同時に、デモと暴動を許し、盗っ人の親分よろしく尖閣の領有を開き直って言い募り、軍艦を持ち出した中国政府は、近代国家としての知性も持ち合わせていないことを満天下にさらした。
ただし、中国が計画的に動いていることは、領海に侵入した監視船の動向などを見ているとよくわかる。今回に限った短期的なものではあるまい。1992年に領海法を制定し尖閣の領有を勝手に定めたときから、腹黒い思惑があったと見るべきだろう。
90年代以降、特に江沢民政権時代に激しくなった反日・愛国運動も表裏一体といえる。誤りも含めて、中国の教科書では戦中の日本の残虐さが強調された。かつて1000万人とされていた抗日戦争の犠牲者数は、3500万人に水増しされた。
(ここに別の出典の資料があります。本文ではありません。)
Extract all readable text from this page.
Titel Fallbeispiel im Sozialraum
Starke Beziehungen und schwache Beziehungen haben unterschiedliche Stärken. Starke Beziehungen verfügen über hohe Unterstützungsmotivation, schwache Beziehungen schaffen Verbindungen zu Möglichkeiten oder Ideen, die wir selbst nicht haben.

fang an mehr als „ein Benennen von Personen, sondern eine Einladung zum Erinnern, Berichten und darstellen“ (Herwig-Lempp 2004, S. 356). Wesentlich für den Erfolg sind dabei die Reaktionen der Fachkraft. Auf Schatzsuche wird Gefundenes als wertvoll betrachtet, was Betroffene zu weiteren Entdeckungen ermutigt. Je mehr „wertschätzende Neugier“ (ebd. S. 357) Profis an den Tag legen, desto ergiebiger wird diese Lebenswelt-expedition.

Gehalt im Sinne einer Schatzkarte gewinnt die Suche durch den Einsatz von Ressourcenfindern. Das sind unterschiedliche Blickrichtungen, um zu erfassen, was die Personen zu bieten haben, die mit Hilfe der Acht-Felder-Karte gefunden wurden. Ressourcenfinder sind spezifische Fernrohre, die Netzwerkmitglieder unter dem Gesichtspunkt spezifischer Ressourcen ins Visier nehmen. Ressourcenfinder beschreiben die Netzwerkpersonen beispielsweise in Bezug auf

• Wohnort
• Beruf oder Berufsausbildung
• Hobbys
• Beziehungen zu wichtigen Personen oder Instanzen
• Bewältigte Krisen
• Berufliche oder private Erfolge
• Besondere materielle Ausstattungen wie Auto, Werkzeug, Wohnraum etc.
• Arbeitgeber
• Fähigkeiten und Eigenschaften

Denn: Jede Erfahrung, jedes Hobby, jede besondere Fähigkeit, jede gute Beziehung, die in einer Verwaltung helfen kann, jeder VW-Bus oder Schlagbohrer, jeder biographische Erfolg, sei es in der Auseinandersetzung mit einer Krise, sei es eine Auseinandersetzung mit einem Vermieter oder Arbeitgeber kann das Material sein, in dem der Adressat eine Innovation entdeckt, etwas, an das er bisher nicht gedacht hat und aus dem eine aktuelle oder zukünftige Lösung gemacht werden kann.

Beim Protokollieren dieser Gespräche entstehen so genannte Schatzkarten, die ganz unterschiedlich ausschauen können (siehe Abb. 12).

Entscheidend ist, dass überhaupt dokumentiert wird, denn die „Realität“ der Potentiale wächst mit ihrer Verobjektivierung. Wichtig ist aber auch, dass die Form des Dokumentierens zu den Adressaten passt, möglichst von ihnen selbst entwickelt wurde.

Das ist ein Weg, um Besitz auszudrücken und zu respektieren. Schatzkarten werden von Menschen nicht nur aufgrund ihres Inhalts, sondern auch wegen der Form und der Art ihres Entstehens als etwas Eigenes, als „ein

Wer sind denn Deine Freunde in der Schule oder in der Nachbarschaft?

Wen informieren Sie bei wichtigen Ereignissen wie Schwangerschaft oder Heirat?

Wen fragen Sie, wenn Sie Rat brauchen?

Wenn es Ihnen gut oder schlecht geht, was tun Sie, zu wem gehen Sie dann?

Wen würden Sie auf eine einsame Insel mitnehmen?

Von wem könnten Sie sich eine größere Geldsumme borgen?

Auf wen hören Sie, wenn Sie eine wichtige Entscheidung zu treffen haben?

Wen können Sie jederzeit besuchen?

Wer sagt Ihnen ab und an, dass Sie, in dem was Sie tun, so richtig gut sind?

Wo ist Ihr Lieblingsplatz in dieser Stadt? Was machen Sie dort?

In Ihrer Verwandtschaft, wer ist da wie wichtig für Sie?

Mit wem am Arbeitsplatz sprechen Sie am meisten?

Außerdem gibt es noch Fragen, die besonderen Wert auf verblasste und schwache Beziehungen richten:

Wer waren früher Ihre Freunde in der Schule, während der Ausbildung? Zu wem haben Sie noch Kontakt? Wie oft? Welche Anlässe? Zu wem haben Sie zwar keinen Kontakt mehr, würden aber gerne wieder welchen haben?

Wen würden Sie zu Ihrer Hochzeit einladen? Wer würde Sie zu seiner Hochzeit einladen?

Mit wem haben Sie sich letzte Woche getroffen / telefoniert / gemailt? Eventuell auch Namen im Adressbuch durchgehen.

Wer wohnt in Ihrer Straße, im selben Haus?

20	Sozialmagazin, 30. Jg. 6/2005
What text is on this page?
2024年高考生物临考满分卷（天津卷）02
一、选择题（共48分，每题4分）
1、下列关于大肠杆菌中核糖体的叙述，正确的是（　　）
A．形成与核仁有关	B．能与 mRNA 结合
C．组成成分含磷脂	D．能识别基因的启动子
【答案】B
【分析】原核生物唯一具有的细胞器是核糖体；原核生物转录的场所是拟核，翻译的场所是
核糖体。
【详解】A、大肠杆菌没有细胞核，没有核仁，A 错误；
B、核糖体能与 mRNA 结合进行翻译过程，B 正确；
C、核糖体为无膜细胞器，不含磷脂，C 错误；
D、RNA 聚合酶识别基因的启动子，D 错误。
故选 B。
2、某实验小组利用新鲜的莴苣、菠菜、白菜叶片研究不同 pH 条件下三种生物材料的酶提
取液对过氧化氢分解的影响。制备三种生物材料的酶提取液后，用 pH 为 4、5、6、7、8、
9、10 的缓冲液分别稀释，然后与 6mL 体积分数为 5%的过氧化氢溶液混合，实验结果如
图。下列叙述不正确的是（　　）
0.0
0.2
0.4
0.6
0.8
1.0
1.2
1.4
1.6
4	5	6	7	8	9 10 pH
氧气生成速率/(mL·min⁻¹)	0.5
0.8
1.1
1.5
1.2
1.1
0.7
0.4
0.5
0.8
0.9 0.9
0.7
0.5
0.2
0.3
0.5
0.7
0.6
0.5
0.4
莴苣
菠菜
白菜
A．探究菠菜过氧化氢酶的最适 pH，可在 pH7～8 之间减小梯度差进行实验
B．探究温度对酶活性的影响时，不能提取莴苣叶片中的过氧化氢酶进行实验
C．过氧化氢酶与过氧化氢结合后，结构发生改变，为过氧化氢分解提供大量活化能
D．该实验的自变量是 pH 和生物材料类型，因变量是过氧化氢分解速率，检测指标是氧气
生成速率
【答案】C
抗日記念館が各地に造られたが、展示された「残虐写真」には信頼性が乏しいものも指摘されている。
1989年には、民主化を求めて天安門広場に集まった若者らを軍隊が武力弾圧し、多数が死傷した天安門事件が起こっている。反日運動は、事件で信用をなくした中国共産党が国民の不満を外に向けるため日本を外敵にした、と指摘する識者もいる。